There are no wasting of words in this book.  I turn the page and the title is How to Listen to an Adoptee without getting offended.  I was tempted right then to scan the pages and send them out to the world.  It’s not an easy journey, this life as an adoptee, nor is it easy to unite with the family you were first born to.  This dialogue is needed between all of us, sooner rather than later.

Page after page I could feel the Love and Compassion in between the lines as she spoke about her adoptive parents and her first mother and family.

I was moved to tears in the essay “A Letter to my Prospective Adoptive Mother.  What that little baby might have wanted to say.”  She had a wonderful mother of adoption.  I know, despite the different environments we all grow up in that deeply ingrained beliefs lie in the tangled web of the limbic system.  It’s how and what we choose to do with them that makes the difference.

The need to know is there.  We search faces, countries, records..anything that will prove, that yes, we do in fact…exist.  Yes, we have a right to be here and yes…we do belong.

We need to feel empowered, not silenced in our search for self.  We need more Amanda’s in our world.  Each one of us must find our voice and let it be heard.

Tough topics are embraced in these essays.  From Abortion, Children of Rape, to Mother-Daughter-Mother Connection.  Her words are clear, concise and relative to each and everyone of us.

Adoptees live in a world of secrets.  From the lack of access to our own history and heritage to the amended birth certificates that so many of us still carry.  Secrets and Lies…How can we know who we are…when we don’t know who we were?

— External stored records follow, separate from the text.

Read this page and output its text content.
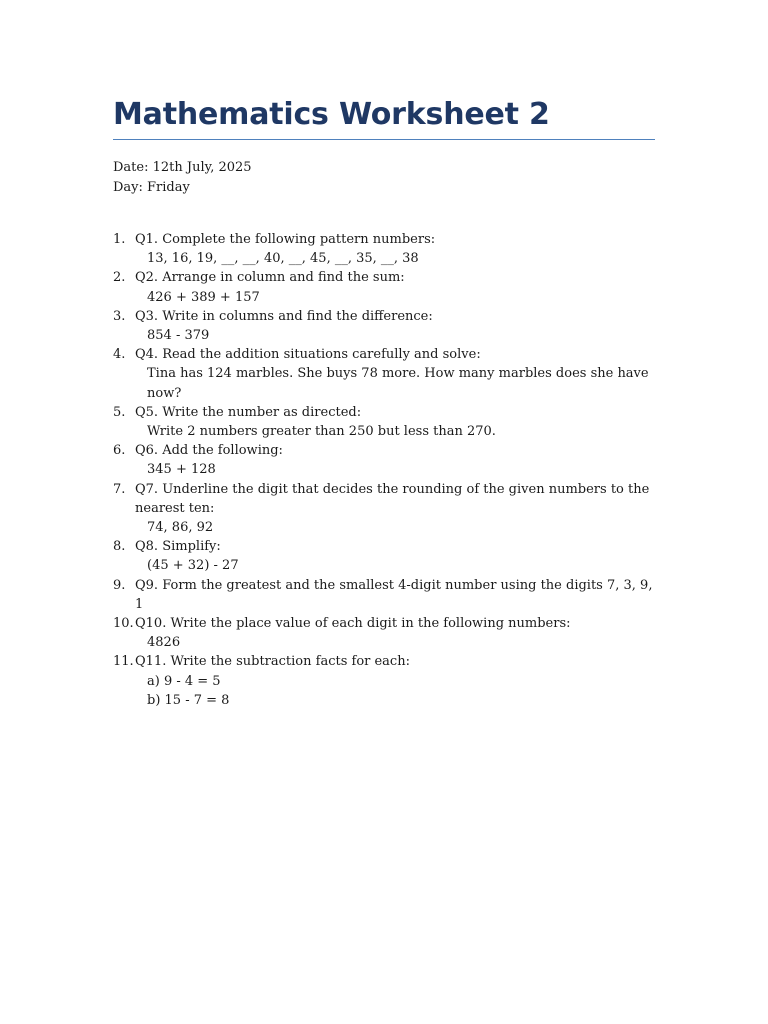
Mathematics Worksheet 2
Date: 12th July, 2025
Day: Friday
1. Q1. Complete the following pattern numbers:
13, 16, 19, __, __, 40, __, 45, __, 35, __, 38
2. Q2. Arrange in column and find the sum:
426 + 389 + 157
3. Q3. Write in columns and find the difference:
854 - 379
4. Q4. Read the addition situations carefully and solve:
Tina has 124 marbles. She buys 78 more. How many marbles does she have now?
5. Q5. Write the number as directed:
Write 2 numbers greater than 250 but less than 270.
6. Q6. Add the following:
345 + 128
7. Q7. Underline the digit that decides the rounding of the given numbers to the nearest ten:
74, 86, 92
8. Q8. Simplify:
(45 + 32) - 27
9. Q9. Form the greatest and the smallest 4-digit number using the digits 7, 3, 9, 1
10. Q10. Write the place value of each digit in the following numbers:
4826
11. Q11. Write the subtraction facts for each:
a) 9 - 4 = 5
b) 15 - 7 = 8
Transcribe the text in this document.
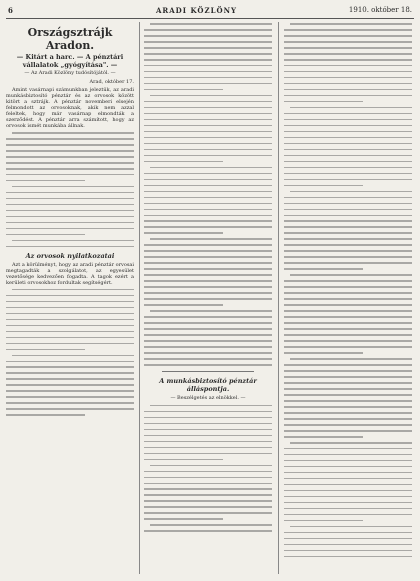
6	ARADI KÖZLÖNY	1910. október 18.
Országsztrájk Aradon.
— Kitárt a harc. — A pénztári vállalatok „gyógyítása". —
— Az Aradi Közlöny tudósítójától. —
Arad, október 17.

Amint vasárnapi számunkban jeleztük, az aradi munkásbiztosító pénztár és az orvosok között kitört a sztrájk. A pénztár novemberi elsején felmondott az orvosoknak, akik nem azzal feleltek, hogy már vasárnap elmondták a szerződést. A pénztár arra számított, hogy az orvosok ismét munkába állnak.

Az orvosok nyilatkozatai

Azt a körülményt, hogy az aradi pénztár orvosai megtagadták a szolgálatot, az egyesület vezetősége kedvezően fogadta. A tagok ezért a kerületi orvosokhoz fordultak segítségért.

A munkásbiztosító pénztár álláspontja.
— Beszélgetés az elnökkel. —
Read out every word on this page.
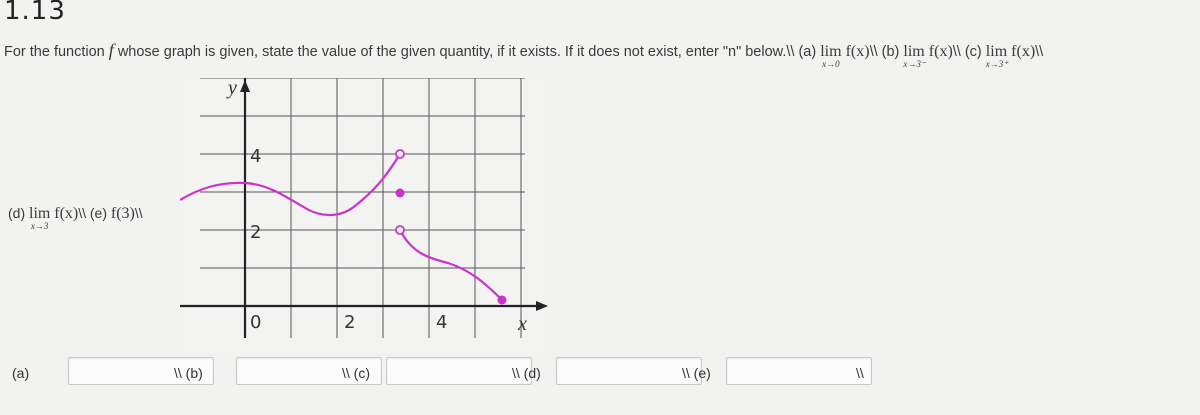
1.13
For the function f whose graph is given, state the value of the given quantity, if it exists. If it does not exist, enter "n" below.\\ (a) lim
x→0
f(x)\\ (b) lim
x→3⁻
f(x)\\ (c) lim
x→3⁺
f(x)\\
(d) lim
x→3
f(x)\\ (e) f(3)\\
y
x
4
2
0	2	4
(a)	\\ (b)	\\ (c)	\\ (d)	\\ (e)	\\
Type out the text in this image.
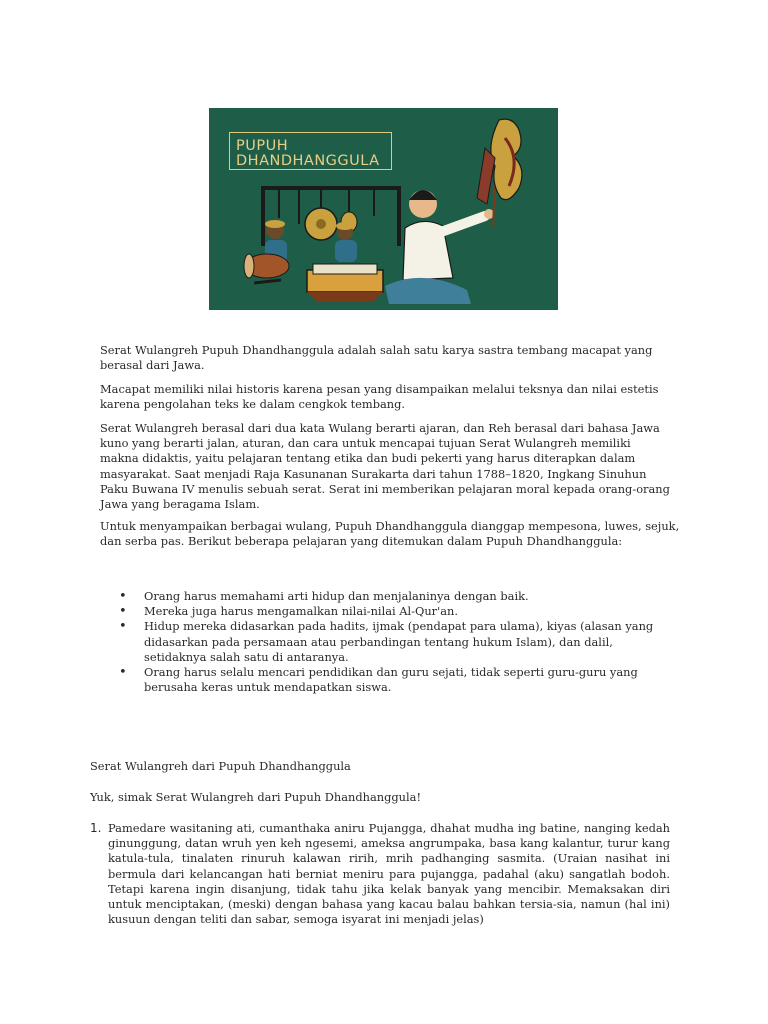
PUPUH
DHANDHANGGULA
Serat Wulangreh Pupuh Dhandhanggula adalah salah satu karya sastra tembang macapat yang berasal dari Jawa.
Macapat memiliki nilai historis karena pesan yang disampaikan melalui teksnya dan nilai estetis karena pengolahan teks ke dalam cengkok tembang.
Serat Wulangreh berasal dari dua kata Wulang berarti ajaran, dan Reh berasal dari bahasa Jawa kuno yang berarti jalan, aturan, dan cara untuk mencapai tujuan Serat Wulangreh memiliki makna didaktis, yaitu pelajaran tentang etika dan budi pekerti yang harus diterapkan dalam masyarakat. Saat menjadi Raja Kasunanan Surakarta dari tahun 1788–1820, Ingkang Sinuhun Paku Buwana IV menulis sebuah serat. Serat ini memberikan pelajaran moral kepada orang-orang Jawa yang beragama Islam.
Untuk menyampaikan berbagai wulang, Pupuh Dhandhanggula dianggap mempesona, luwes, sejuk, dan serba pas. Berikut beberapa pelajaran yang ditemukan dalam Pupuh Dhandhanggula:
• Orang harus memahami arti hidup dan menjalaninya dengan baik.
• Mereka juga harus mengamalkan nilai-nilai Al-Qur'an.
• Hidup mereka didasarkan pada hadits, ijmak (pendapat para ulama), kiyas (alasan yang didasarkan pada persamaan atau perbandingan tentang hukum Islam), dan dalil, setidaknya salah satu di antaranya.
• Orang harus selalu mencari pendidikan dan guru sejati, tidak seperti guru-guru yang berusaha keras untuk mendapatkan siswa.
Serat Wulangreh dari Pupuh Dhandhanggula
Yuk, simak Serat Wulangreh dari Pupuh Dhandhanggula!
1. Pamedare wasitaning ati, cumanthaka aniru Pujangga, dhahat mudha ing batine, nanging kedah ginunggung, datan wruh yen keh ngesemi, ameksa angrumpaka, basa kang kalantur, turur kang katula-tula, tinalaten rinuruh kalawan ririh, mrih padhanging sasmita. (Uraian nasihat ini bermula dari kelancangan hati berniat meniru para pujangga, padahal (aku) sangatlah bodoh. Tetapi karena ingin disanjung, tidak tahu jika kelak banyak yang mencibir. Memaksakan diri untuk menciptakan, (meski) dengan bahasa yang kacau balau bahkan tersia-sia, namun (hal ini) kusuun dengan teliti dan sabar, semoga isyarat ini menjadi jelas)
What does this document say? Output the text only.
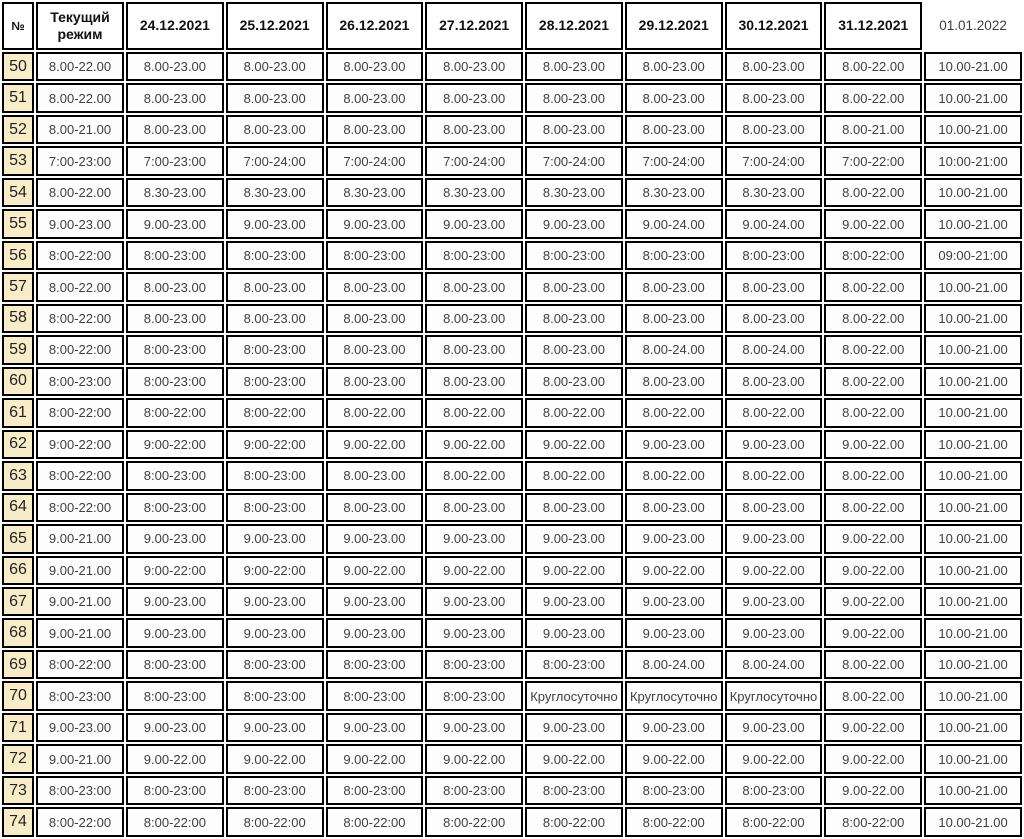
№	Текущий режим	24.12.2021	25.12.2021	26.12.2021	27.12.2021	28.12.2021	29.12.2021	30.12.2021	31.12.2021	01.01.2022
50	8.00-22.00	8.00-23.00	8.00-23.00	8.00-23.00	8.00-23.00	8.00-23.00	8.00-23.00	8.00-23.00	8.00-22.00	10.00-21.00
51	8.00-22.00	8.00-23.00	8.00-23.00	8.00-23.00	8.00-23.00	8.00-23.00	8.00-23.00	8.00-23.00	8.00-22.00	10.00-21.00
52	8.00-21.00	8.00-23.00	8.00-23.00	8.00-23.00	8.00-23.00	8.00-23.00	8.00-23.00	8.00-23.00	8.00-21.00	10.00-21.00
53	7:00-23:00	7:00-23:00	7:00-24:00	7:00-24:00	7:00-24:00	7:00-24:00	7:00-24:00	7:00-24:00	7:00-22:00	10:00-21:00
54	8.00-22.00	8.30-23.00	8.30-23.00	8.30-23.00	8.30-23.00	8.30-23.00	8.30-23.00	8.30-23.00	8.00-22.00	10.00-21.00
55	9.00-23.00	9.00-23.00	9.00-23.00	9.00-23.00	9.00-23.00	9.00-23.00	9.00-24.00	9.00-24.00	9.00-22.00	10.00-21.00
56	8:00-22:00	8:00-23:00	8:00-23:00	8:00-23:00	8:00-23:00	8:00-23:00	8:00-23:00	8:00-23:00	8:00-22:00	09:00-21:00
57	8.00-22.00	8.00-23.00	8.00-23.00	8.00-23.00	8.00-23.00	8.00-23.00	8.00-23.00	8.00-23.00	8.00-22.00	10.00-21.00
58	8:00-22:00	8.00-23.00	8.00-23.00	8.00-23.00	8.00-23.00	8.00-23.00	8.00-23.00	8.00-23.00	8.00-22.00	10.00-21.00
59	8:00-22:00	8:00-23:00	8:00-23:00	8.00-23.00	8.00-23.00	8.00-23.00	8.00-24.00	8.00-24.00	8.00-22.00	10.00-21.00
60	8:00-23:00	8:00-23:00	8:00-23:00	8.00-23.00	8.00-23.00	8.00-23.00	8.00-23.00	8.00-23.00	8.00-22.00	10.00-21.00
61	8:00-22:00	8:00-22:00	8:00-22:00	8.00-22.00	8.00-22.00	8.00-22.00	8.00-22.00	8.00-22.00	8.00-22.00	10.00-21.00
62	9:00-22:00	9:00-22:00	9:00-22:00	9.00-22.00	9.00-22.00	9.00-22.00	9.00-23.00	9.00-23.00	9.00-22.00	10.00-21.00
63	8:00-22:00	8:00-23:00	8:00-23:00	8.00-23.00	8.00-22.00	8.00-22.00	8.00-22.00	8.00-22.00	8.00-22.00	10.00-21.00
64	8:00-22:00	8:00-23:00	8:00-23:00	8.00-23.00	8.00-23.00	8.00-23.00	8.00-23.00	8.00-23.00	8.00-22.00	10.00-21.00
65	9.00-21.00	9.00-23.00	9.00-23.00	9.00-23.00	9.00-23.00	9.00-23.00	9.00-23.00	9.00-23.00	9.00-22.00	10.00-21.00
66	9.00-21.00	9:00-22:00	9:00-22:00	9.00-22.00	9.00-22.00	9.00-22.00	9.00-22.00	9.00-22.00	9.00-22.00	10.00-21.00
67	9.00-21.00	9.00-23.00	9.00-23.00	9.00-23.00	9.00-23.00	9.00-23.00	9.00-23.00	9.00-23.00	9.00-22.00	10.00-21.00
68	9.00-21.00	9.00-23.00	9.00-23.00	9.00-23.00	9.00-23.00	9.00-23.00	9.00-23.00	9.00-23.00	9.00-22.00	10.00-21.00
69	8:00-22:00	8:00-23:00	8:00-23:00	8:00-23:00	8:00-23:00	8:00-23:00	8.00-24.00	8.00-24.00	8.00-22.00	10.00-21.00
70	8:00-23:00	8:00-23:00	8:00-23:00	8:00-23:00	8:00-23:00	Круглосуточно	Круглосуточно	Круглосуточно	8.00-22.00	10.00-21.00
71	9.00-23.00	9.00-23.00	9.00-23.00	9.00-23.00	9.00-23.00	9.00-23.00	9.00-23.00	9.00-23.00	9.00-22.00	10.00-21.00
72	9.00-21.00	9.00-22.00	9.00-22.00	9.00-22.00	9.00-22.00	9.00-22.00	9.00-22.00	9.00-22.00	9.00-22.00	10.00-21.00
73	8:00-23:00	8:00-23:00	8:00-23:00	8:00-23:00	8:00-23:00	8:00-23:00	8:00-23:00	8:00-23:00	9.00-22.00	10.00-21.00
74	8:00-22:00	8:00-22:00	8:00-22:00	8:00-22:00	8:00-22:00	8:00-22:00	8:00-22:00	8:00-22:00	8:00-22:00	10.00-21.00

Amanda states she was around 11-12 when she first saw her amended birth certificate.  I was around that age as well.  It is, of course nothing more than a piece of paper with a lie written down, stating that your adoptive parents are in fact the ones who gave birth to you.  Like Amanda, I felt as though the wind had been knocked right out of me.  How could this be?  How could they lie about something so important.  As Amanda states, “the lies need to stop.”  I was intrigued with this essay and the research Amanda had done, because I, at 61 still do not have “a real birth certificate.”

Nearing the end of the book, I was left wanting more.  To read such a moving, yet provocative book of essays that apply to all of us, no matter what colour, what circumstances, what age, is inspiring and at the same time reassuring and comforting.  You are not alone.

For adoptees who have lived with secrets and silence for so long, these essays bring to light the many tough subjects that need to be discussed, written about and discussed some more.

I was so moved by the last couple of essays for many reasons.  Honouring each other’s stories with love and compassion and truth is vital to healing.  As Amanda is a Social Worker, she is acutely aware of all aspects of self disclosure.

To listen, truly, completely listen is a gift as well as an honour and so greatly appreciated.

To be heard, really heard and to be held in the hands of truth and love is where healing lives.

I feel honoured to be writing about this book and bear witness to Amanda’s story.

The Declassified Adoptee Essays of an Adoption Activist is a book I believe should be  on everyone’s coffee table, out in the open, where everyone involved can pick it up and ask questions, discuss the hard topics.  It needs to be in book cases in houses where adoption has touched lives in any way.

From the words in between this cover you will find your voice and you will be held with such compassion you will speak your truth.